I was going to say, I didn’t think there was anything particularly Wisconsin about it. We’d call it “pre-gaming” (and I believe that’s how it’s known in a lot of places. It didn’t require going to an actual game, just getting a couple of drinks in ya before heading out to party. I guess we would also call it “pre-partying.”)

Yep. Used to do that a lot in my partying days. Now it’s mostly limited to pouring myself a celebratory drink when I arrive in Vegas, before heading down to the casino. Cocktails may be “free” to players, but service can be very slow sometimes. Best to pre-game, just to be sure.

In my youth we called it a roadie, and consumption would occur on the way.

Then again, I remember stopping to buy a case of beer driving home in the summer of ~1984 and the guy asked me how many I wanted opened (they weren’t twist offs). Two.

While it’s not 100% ethanol, you can walk into most liquor (or grocery) stores and pick up a bottle of Everclear, which is 95%.

192 proof Spirytus is widely available here.

Sure, but you’ll be paying the alcohol beverage taxes on it.
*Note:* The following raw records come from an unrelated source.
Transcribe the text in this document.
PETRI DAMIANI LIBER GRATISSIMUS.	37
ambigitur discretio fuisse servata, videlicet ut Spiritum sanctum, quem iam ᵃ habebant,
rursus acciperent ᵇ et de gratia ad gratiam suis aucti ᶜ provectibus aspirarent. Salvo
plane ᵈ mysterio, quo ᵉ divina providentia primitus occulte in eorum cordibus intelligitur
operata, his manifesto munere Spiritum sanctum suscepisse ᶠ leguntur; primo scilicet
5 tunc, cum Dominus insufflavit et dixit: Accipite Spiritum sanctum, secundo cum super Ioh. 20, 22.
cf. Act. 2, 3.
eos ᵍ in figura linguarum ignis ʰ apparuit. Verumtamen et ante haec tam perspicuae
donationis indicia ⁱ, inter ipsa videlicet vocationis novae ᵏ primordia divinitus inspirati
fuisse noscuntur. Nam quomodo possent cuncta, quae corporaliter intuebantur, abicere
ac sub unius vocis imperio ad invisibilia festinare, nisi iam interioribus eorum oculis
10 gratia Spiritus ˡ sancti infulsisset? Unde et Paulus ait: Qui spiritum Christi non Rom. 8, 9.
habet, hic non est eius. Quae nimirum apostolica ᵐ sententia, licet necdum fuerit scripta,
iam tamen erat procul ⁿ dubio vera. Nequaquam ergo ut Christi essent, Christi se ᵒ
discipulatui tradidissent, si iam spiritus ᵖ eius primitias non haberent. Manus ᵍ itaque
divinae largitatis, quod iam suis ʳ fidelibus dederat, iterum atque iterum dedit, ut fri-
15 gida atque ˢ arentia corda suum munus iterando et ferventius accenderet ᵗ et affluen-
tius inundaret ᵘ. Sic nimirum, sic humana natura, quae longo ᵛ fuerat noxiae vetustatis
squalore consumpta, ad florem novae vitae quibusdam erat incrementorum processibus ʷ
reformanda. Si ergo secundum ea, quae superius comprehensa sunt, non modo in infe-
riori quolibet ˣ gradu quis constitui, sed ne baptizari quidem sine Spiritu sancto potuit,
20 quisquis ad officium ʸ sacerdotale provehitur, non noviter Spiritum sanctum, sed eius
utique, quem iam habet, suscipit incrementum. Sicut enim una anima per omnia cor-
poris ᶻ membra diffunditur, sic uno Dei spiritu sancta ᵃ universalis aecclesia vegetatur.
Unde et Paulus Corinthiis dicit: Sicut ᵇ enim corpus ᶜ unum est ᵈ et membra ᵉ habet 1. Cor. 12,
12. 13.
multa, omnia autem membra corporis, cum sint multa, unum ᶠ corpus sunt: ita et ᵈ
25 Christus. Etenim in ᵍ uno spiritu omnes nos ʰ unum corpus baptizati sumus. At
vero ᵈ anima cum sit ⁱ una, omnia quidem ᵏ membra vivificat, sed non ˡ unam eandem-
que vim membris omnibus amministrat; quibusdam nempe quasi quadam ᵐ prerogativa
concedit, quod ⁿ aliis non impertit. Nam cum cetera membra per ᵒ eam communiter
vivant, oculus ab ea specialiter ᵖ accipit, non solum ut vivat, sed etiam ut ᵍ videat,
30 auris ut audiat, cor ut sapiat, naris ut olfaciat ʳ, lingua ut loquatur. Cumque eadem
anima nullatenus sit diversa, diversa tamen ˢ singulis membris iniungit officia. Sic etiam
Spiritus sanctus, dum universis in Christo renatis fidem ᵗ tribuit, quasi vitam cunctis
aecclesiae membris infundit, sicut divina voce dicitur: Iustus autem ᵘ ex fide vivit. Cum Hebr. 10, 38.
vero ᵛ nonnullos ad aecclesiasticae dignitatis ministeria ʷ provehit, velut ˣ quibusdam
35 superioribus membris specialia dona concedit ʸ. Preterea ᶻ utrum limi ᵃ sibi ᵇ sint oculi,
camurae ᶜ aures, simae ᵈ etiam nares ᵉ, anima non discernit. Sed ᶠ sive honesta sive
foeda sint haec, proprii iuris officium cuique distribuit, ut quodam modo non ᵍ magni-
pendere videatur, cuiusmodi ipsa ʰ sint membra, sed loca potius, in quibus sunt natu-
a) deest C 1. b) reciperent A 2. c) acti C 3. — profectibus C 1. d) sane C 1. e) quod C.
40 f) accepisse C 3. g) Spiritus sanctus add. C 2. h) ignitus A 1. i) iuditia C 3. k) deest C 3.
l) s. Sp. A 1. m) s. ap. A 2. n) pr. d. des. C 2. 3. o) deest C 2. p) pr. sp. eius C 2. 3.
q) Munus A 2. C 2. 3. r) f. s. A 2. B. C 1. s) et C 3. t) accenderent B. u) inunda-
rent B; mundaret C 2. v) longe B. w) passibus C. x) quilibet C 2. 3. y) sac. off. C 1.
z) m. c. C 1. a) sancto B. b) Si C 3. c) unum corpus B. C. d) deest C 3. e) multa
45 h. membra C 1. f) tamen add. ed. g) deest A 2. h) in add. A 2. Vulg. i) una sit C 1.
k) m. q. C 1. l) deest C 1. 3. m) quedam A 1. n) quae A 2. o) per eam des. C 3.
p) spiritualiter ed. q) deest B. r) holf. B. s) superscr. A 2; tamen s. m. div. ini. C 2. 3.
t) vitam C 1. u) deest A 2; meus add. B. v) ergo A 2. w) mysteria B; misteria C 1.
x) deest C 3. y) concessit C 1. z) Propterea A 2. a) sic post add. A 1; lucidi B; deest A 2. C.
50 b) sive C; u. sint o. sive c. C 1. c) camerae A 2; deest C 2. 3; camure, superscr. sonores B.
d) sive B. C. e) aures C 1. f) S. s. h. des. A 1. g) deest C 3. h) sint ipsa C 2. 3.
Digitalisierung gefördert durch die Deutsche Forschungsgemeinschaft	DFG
The OP started this thread by wondering why tax and ID requirements don’t apply to vanilla extract.

I would say the black salt isn’t eggy so much as a distinct sulfur taste but not any odd side flavors like char or that funky dirt taste you can get from licking something like one of those stone cubes they sell to keep in your freezer to get a really cold drink without watering it down.

Back in my management days in my shops we allowed 1 beer lunches at the closest bar to the shop - it had really good subs, so my guys would get a 12 inch sub, a packet of potato chips and a beer for $3 [this was back in the late 70s, up to about 83] The policy dated back to the 50s. One of my trainees was enough of an alcoholic he didn’t have a car, lived in company housing and would walk to and from a local bar after work, and a substantial amount of his wages went to that bar.

Wednesdays at Fort Story Enlisted Club was 10 cent wing, 25 cent beer and strippers night. It was one of our common entertainment dates for a couple years. The girls loved it when a new girl would have their first night there and they would prance out to take it off and spot a girl in the audience embedded in about 30 guys =) They did actually make pretty good wings, original Anchor Inn recipe on the sauce, they had guys from western NY bring the Frank’s down [for years I would get in and eat for free because I would bring back 10 1 gallon glass jugs of the stuff. I actually have a gallon of it I need to replace, it is getting low. [we still make wings at home but it shifted to Saturday]

I remember everclear, it got purchased and dumped into punch made of soda and koolaid or soda and hawaiian punch or various bottles of juices. Got snuck into barracks for Saturday pizza and everclear and poker parties back before mrAru moved in with me [mrAru, John, Mike and T13 were barracksmates, John was a nuke, mrAru and Mike were A-gangers and T13 was an ET] on mrAru’s first boat. They lived on the ground floor around to the back of the barracks behind the dumpster and electrical cage by the back parking lot.